Sie warf ihr einen Blick zu. Die Schwester flogen förmlich zur Tür und rissen sie auf. "Au, verdammt!" Jacqueline zuckte zurück und hielt sich die Hand. Sie war verbrannt und hässlich rot. Sie unterdrückte einen Schmerzenschrei mit aller Kraft. "Jacky", stieß Jadora leise hervor und warf einen gehetzten Blick zurück. Sir Amrose stand mit einem Schwert in der Tür. "Feeng, damit kann man das Haus nicht so sehen, wie es in Wirklichkeit ist. Also, Irdische können es nicht so sehen", erklärte die Frau.

"Also..ich bin ja nur Halbschattenjägerin..". "Nein! Nicht!", brüllte Jacqueline und streckte den Arm aus, aber Ja hatte schon die Klinke nach unten gedrückt und es passierte- nichts. "Los, los!" Die Schattenjägerin zog ihre völlig verdatterte Schwester hinter sich her. Gemeinsam flohen sie in die bodenlose Dunkelheit der Nacht. "Ich werde euch finden! Ich werde euch und all eure Mitglieder finden und vernichten!"

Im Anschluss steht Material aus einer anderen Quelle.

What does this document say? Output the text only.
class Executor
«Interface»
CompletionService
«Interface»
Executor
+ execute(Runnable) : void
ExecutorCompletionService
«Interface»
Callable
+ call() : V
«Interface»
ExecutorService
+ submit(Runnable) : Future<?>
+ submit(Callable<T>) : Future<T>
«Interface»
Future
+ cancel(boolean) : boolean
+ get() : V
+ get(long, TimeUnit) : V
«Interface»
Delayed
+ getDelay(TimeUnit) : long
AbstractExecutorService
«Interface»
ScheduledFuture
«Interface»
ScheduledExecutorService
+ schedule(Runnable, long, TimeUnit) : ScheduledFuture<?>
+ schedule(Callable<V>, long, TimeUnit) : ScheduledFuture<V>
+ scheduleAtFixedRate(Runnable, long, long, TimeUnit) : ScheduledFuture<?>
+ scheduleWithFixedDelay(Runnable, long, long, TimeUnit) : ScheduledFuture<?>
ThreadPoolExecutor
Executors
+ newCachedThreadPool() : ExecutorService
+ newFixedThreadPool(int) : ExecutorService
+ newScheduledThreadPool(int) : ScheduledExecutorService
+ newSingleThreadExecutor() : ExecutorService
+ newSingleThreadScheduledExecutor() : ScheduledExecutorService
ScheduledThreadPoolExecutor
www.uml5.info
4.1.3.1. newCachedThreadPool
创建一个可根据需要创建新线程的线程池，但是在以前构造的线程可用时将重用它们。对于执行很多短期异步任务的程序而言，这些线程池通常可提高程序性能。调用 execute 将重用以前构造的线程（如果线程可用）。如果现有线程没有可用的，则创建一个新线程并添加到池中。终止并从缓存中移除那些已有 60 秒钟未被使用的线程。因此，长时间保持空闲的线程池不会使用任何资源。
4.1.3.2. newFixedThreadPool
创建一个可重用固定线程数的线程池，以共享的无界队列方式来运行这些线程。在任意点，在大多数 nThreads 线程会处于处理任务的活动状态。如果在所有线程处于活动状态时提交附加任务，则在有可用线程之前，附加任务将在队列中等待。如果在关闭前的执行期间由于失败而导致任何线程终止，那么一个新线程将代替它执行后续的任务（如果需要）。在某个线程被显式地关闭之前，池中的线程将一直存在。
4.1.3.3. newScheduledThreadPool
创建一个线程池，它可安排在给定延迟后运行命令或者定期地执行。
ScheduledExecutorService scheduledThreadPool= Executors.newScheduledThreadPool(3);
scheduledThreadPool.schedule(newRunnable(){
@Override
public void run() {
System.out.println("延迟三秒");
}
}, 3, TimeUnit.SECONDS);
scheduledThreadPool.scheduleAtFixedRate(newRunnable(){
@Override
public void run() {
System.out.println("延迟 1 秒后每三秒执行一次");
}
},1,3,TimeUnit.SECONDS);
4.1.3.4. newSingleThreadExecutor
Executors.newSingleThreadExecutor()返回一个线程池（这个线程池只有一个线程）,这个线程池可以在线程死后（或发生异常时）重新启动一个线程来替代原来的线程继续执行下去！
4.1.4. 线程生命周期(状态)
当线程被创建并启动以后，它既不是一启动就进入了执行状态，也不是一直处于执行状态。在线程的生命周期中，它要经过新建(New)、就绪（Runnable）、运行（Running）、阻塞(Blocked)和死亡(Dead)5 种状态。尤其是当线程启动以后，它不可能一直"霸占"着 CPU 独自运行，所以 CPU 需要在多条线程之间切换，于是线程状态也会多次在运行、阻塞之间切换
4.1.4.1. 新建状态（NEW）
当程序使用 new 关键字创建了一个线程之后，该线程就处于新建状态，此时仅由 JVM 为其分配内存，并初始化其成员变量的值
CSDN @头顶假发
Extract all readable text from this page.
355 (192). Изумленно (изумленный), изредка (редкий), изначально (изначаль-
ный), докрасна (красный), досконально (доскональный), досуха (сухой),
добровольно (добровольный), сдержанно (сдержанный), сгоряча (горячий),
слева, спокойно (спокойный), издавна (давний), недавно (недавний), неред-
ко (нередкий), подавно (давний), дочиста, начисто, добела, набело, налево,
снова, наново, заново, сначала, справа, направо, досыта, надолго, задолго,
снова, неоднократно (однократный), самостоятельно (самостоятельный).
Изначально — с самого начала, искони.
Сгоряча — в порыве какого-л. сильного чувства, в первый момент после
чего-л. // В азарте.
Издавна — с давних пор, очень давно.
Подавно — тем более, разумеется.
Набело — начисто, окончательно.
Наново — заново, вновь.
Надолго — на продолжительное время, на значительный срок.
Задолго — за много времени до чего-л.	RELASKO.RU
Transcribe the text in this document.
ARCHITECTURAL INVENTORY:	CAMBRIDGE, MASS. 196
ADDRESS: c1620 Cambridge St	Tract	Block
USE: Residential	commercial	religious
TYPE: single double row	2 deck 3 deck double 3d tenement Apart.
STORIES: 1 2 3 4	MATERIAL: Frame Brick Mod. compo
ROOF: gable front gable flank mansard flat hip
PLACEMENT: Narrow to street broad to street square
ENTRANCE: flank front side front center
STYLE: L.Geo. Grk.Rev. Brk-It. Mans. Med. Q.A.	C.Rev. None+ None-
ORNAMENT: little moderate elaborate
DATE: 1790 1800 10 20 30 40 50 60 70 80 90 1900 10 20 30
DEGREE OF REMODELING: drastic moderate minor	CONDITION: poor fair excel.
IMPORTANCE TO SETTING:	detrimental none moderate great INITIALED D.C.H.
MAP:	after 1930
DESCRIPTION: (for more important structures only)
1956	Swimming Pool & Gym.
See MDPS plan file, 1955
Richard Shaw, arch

Jadora rannte und rannte immer weiter. Sie wuste gar nicht, ob sie in die richtige Richtung lief, aber das war egal. Sie stand unter Schock. "Ja, warte!" Sie stoppte erst, als sich eine Hand um ihre Schulter schloss. "Jacky..geht es dir gut? Lass mal deine Hand sehen". Sie streckte ihre Hand aus. Sie war rot, aufgeplatz und geschwollen. "Es geht schon, doch..wie hast du das gemacht? Feeng- besonders der Feeng -ist manchmal sogar tödlich für uns", überlegte sie und zog Ja in ihre Arme. "Ich weiß es nicht." Als sie sie wieder losließ, betrachtete Ja ihre Hände.

"Da ist Pulver darauf. Darwin...." Die Schattenjägerin blickte zurück in die Richtung, aus der sie flohen. Er hatte ihr das Pulver gegeben, als er sie hochgezogen hatte und sie hatte es nicht gemerkt. "Was? Er..hat dir Pulver gegeben, damit dir der Feeng nichts anhaben kann? Okay". Jacky schüttelte den Kopf, wobei ihre langen Haare ihr ins Gesicht fielen. "Er ist nicht so, wie die anderen", fing Jadora an. "Klar doch. Na komm, wir müssen noch ein Stück gehen, bevor wir wieder daheim bzw. im Haus sind". "Warum fliegen wir nicht einfach?", fragte Ja und schloss zu ihr auf. Jacqueline lächelte leicht: "Gute Idee!"